教師になりたかったんだ、とタツヤは笑って言った。
その時、初めてアタシは知った。
教師になるには、教員免許というものが必要だということ。
教員免許を取るには、大学や短大へ進学する必要があること。
進学するためには、高校を卒業する必要があったこと。
進学先も決まっていたのに、高校を辞めてアタシを引き取ったこと。
タツヤが将来の夢を捨ててまで、アタシを引き取り育ててくれていたのだと。
――アタシが、タツヤの夢を奪ったのだと。
初めて、知った。
軽く「諦めたけど」と、笑って言うタツヤに。
諦めた理由を、今まで言わなかったタツヤに。
愚痴も恨み言も、何ひとつ言わないタツヤに。
アタシに夢を奪われたと、言わないタツヤに。
無性に腹が立って――タツヤを思いっきりひっぱたいた。
ずっと抱えてた、もやもやした気持ち。今聞いた事実が、それに言葉としての形を与えた。
『自分なんて、生まれてこなければよかったのに』――と。
そしてその言葉は、アタシ自身も気づかない内に声にもなっていて……。
覚えている限りで、初めて、アタシはタツヤに怒られた。
叱られた、ではなく、怒られた。
その時のタツヤの表情は、今も忘れられないし――きっと、これからも一生忘れない。
タツヤの涙を見たのは、その一度きりだけだった。
「あれ。マキ、早起きだな」
朝の六時。毎朝この時間に、タツヤはアタシの部屋に来る。二人分の朝食と弁当を作るために――タツヤの部屋は、季節外れの服など普段は使わない物を二人分置いている物置に近い状態なので、料理、食事はアタシの部屋でしている。
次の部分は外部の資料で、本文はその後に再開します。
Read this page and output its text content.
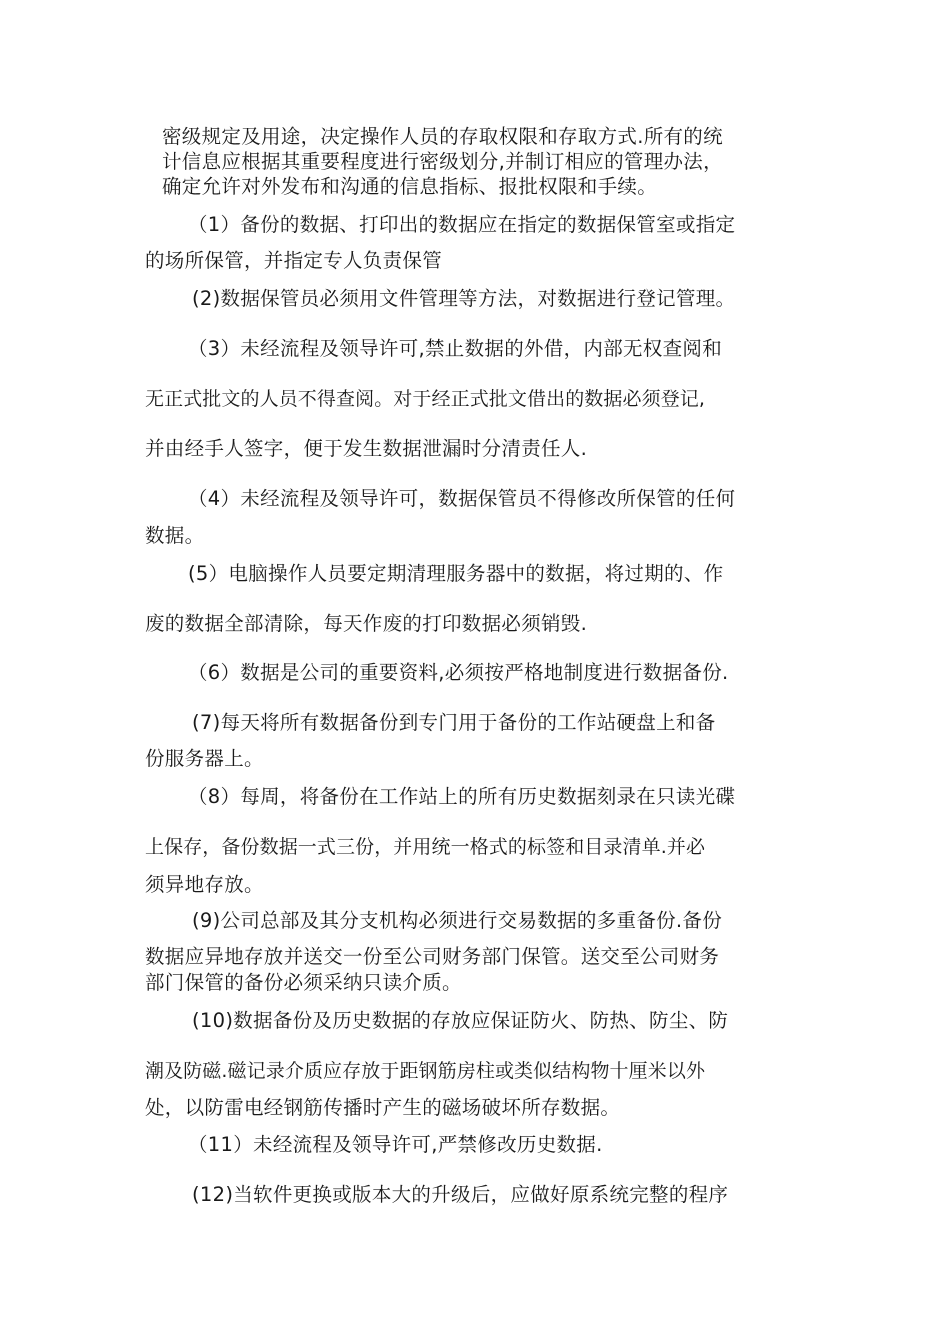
密级规定及用途，决定操作人员的存取权限和存取方式.所有的统
计信息应根据其重要程度进行密级划分,并制订相应的管理办法，
确定允许对外发布和沟通的信息指标、报批权限和手续。
（1）备份的数据、打印出的数据应在指定的数据保管室或指定
的场所保管，并指定专人负责保管
(2)数据保管员必须用文件管理等方法，对数据进行登记管理。
（3）未经流程及领导许可,禁止数据的外借，内部无权查阅和
无正式批文的人员不得查阅。对于经正式批文借出的数据必须登记,
并由经手人签字，便于发生数据泄漏时分清责任人.
（4）未经流程及领导许可，数据保管员不得修改所保管的任何
数据。
(5）电脑操作人员要定期清理服务器中的数据，将过期的、作
废的数据全部清除，每天作废的打印数据必须销毁.
（6）数据是公司的重要资料,必须按严格地制度进行数据备份.
(7)每天将所有数据备份到专门用于备份的工作站硬盘上和备
份服务器上。
（8）每周，将备份在工作站上的所有历史数据刻录在只读光碟
上保存，备份数据一式三份，并用统一格式的标签和目录清单.并必
须异地存放。
(9)公司总部及其分支机构必须进行交易数据的多重备份.备份
数据应异地存放并送交一份至公司财务部门保管。送交至公司财务
部门保管的备份必须采纳只读介质。
(10)数据备份及历史数据的存放应保证防火、防热、防尘、防
潮及防磁.磁记录介质应存放于距钢筋房柱或类似结构物十厘米以外
处，以防雷电经钢筋传播时产生的磁场破坏所存数据。
（11）未经流程及领导许可,严禁修改历史数据.
(12)当软件更换或版本大的升级后，应做好原系统完整的程序
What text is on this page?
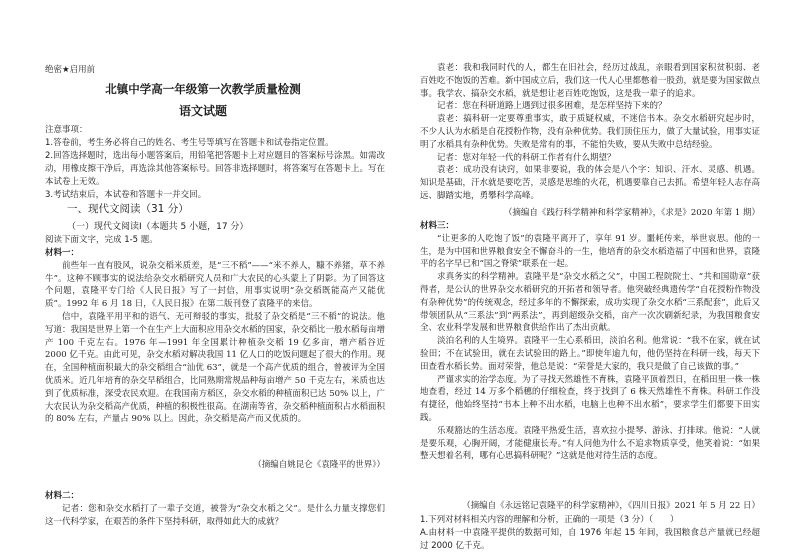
绝密★启用前
北镇中学高一年级第一次教学质量检测
语文试题
注意事项：
1.答卷前，考生务必将自己的姓名、考生号等填写在答题卡和试卷指定位置。
2.回答选择题时，选出每小题答案后，用铅笔把答题卡上对应题目的答案标号涂黑。如需改动，用橡皮擦干净后，再选涂其他答案标号。回答非选择题时，将答案写在答题卡上。写在本试卷上无效。
3.考试结束后，本试卷和答题卡一并交回。
一、现代文阅读（31 分）
（一）现代文阅读Ⅰ（本题共 5 小题，17 分）
阅读下面文字，完成 1-5 题。
材料一：

前些年一直有股风，说杂交稻米质差，是“三不稻”——“米不养人，糠不养猪，草不养牛”。这种不顾事实的说法给杂交水稻研究人员和广大农民的心头蒙上了阴影。为了回答这个问题，袁隆平专门给《人民日报》写了一封信，用事实说明“杂交稻既能高产又能优质”。1992 年 6 月 18 日，《人民日报》在第二版刊登了袁隆平的来信。

信中，袁隆平用平和的语气、无可辩驳的事实，批驳了杂交稻是“三不稻”的说法。他写道：我国是世界上第一个在生产上大面积应用杂交水稻的国家，杂交稻比一般水稻每亩增产 100 千克左右。1976 年—1991 年全国累计种植杂交稻 19 亿多亩，增产稻谷近 2000 亿千克。由此可见，杂交水稻对解决我国 11 亿人口的吃饭问题起了很大的作用。现在，全国种植面积最大的杂交稻组合“汕优 63”，就是一个高产优质的组合，曾被评为全国优质米。近几年培育的杂交早稻组合，比同熟期常规品种每亩增产 50 千克左右，米质也达到了优质标准，深受农民欢迎。在我国南方稻区，杂交水稻的种植面积已达 50% 以上，广大农民认为杂交稻高产优质，种植的积极性很高。在湖南等省，杂交稻种植面积占水稻面积的 80% 左右，产量占 90% 以上。因此，杂交稻是高产而又优质的。

（摘编自姚昆仑《袁隆平的世界》）
材料二：

记者：您和杂交水稻打了一辈子交道，被誉为“杂交水稻之父”。是什么力量支撑您们这一代科学家，在艰苦的条件下坚持科研，取得如此大的成就？

袁老：我和我同时代的人，都生在旧社会，经历过战乱，亲眼看到国家积贫积弱、老百姓吃不饱饭的苦难。新中国成立后，我们这一代人心里都憋着一股劲，就是要为国家做点事。我学农、搞杂交水稻，就是想让老百姓吃饱饭，这是我一辈子的追求。

记者：您在科研道路上遇到过很多困难，是怎样坚持下来的？

袁老：搞科研一定要尊重事实，敢于质疑权威，不迷信书本。杂交水稻研究起步时，不少人认为水稻是自花授粉作物，没有杂种优势。我们顶住压力，做了大量试验，用事实证明了水稻具有杂种优势。失败是常有的事，不能怕失败，要从失败中总结经验。

记者：您对年轻一代的科研工作者有什么期望？

袁老：成功没有诀窍，如果非要说，我的体会是八个字：知识、汗水、灵感、机遇。知识是基础，汗水就是要吃苦，灵感是思维的火花，机遇要靠自己去抓。希望年轻人志存高远、脚踏实地，勇攀科学高峰。

（摘编自《践行科学精神和科学家精神》，《求是》2020 年第 1 期）
材料三：

“让更多的人吃饱了饭”的袁隆平离开了，享年 91 岁。噩耗传来，举世哀思。他的一生，是为中国和世界粮食安全不懈奋斗的一生，他培育的杂交水稻造福了中国和世界，袁隆平的名字早已和“国之脊梁”联系在一起。

求真务实的科学精神。袁隆平是“杂交水稻之父”，中国工程院院士、“共和国勋章”获得者，是公认的世界杂交水稻研究的开拓者和领导者。他突破经典遗传学“自花授粉作物没有杂种优势”的传统观念，经过多年的不懈探索，成功实现了杂交水稻“三系配套”，此后又带领团队从“三系法”到“两系法”，再到超级杂交稻，亩产一次次刷新纪录，为我国粮食安全、农业科学发展和世界粮食供给作出了杰出贡献。

淡泊名利的人生境界。袁隆平一生心系稻田，淡泊名利。他常说：“我不在家，就在试验田；不在试验田，就在去试验田的路上。”即使年逾九旬，他仍坚持在科研一线，每天下田查看水稻长势。面对荣誉，他总是说：“荣誉是大家的，我只是做了自己该做的事。”

严谨求实的治学态度。为了寻找天然雄性不育株，袁隆平顶着烈日，在稻田里一株一株地查看，经过 14 万多个稻穗的仔细检查，终于找到了 6 株天然雄性不育株。科研工作没有捷径，他始终坚持“书本上种不出水稻，电脑上也种不出水稻”，要求学生们都要下田实践。

乐观豁达的生活态度。袁隆平热爱生活，喜欢拉小提琴、游泳、打排球。他说：“人就是要乐观，心胸开阔，才能健康长寿。”有人问他为什么不追求物质享受，他笑着说：“如果整天想着名利，哪有心思搞科研呢？”这就是他对待生活的态度。

（摘编自《永远铭记袁隆平的科学家精神》，《四川日报》2021 年 5 月 22 日）

1.下列对材料相关内容的理解和分析，正确的一项是（3 分）（　　）

A.由材料一中袁隆平提供的数据可知，自 1976 年起 15 年间，我国粮食总产量就已经超过 2000 亿千克。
そんなところでも、タツヤはアタシを優先している。アタシの生活スペースを確保するために、自分の生活スペースを犠牲にして。
やっぱり、腹立つ。
「……」
「ん?」
「ッ! ……別に何でもない」
睨みつけてたら、ヘラリと微笑み返された。
微笑み返されて頬が熱を持つ。赤くなった顔を見られたくなくて、慌ててそっぽを向いた。
(何で今更、こんな)
自分の心を落ち着けたくて、読みかけの本を開く――が、全然頭に内容が入ってこない。
「すぐに飯作るからなー」
いつも通りのタツヤに、ますます腹が立つ。理不尽なのはわかってるけど。
それから三十分ほどで、朝食と弁当ができあがった。
「さてと、そろそろ行くかぁ」
朝食を終えると、タツヤはアタシより一時間早く学校へ向かう。
「んじゃ、いってきまーす。遅刻すんなよ~」
本当にいつも通りで、何一つ変わってやしない。
だけど、アタシの心はいつも通りじゃないから。
「……いってらっしゃい」
いつもは言わない言葉を、ポツリと返した。
「!
――あぁ、いってきます」
驚いて振り向き――満面の笑みを浮かべ小さく手を振って、学校へと向かった。
……タツヤの笑顔って、こんなに眩しかったんだ。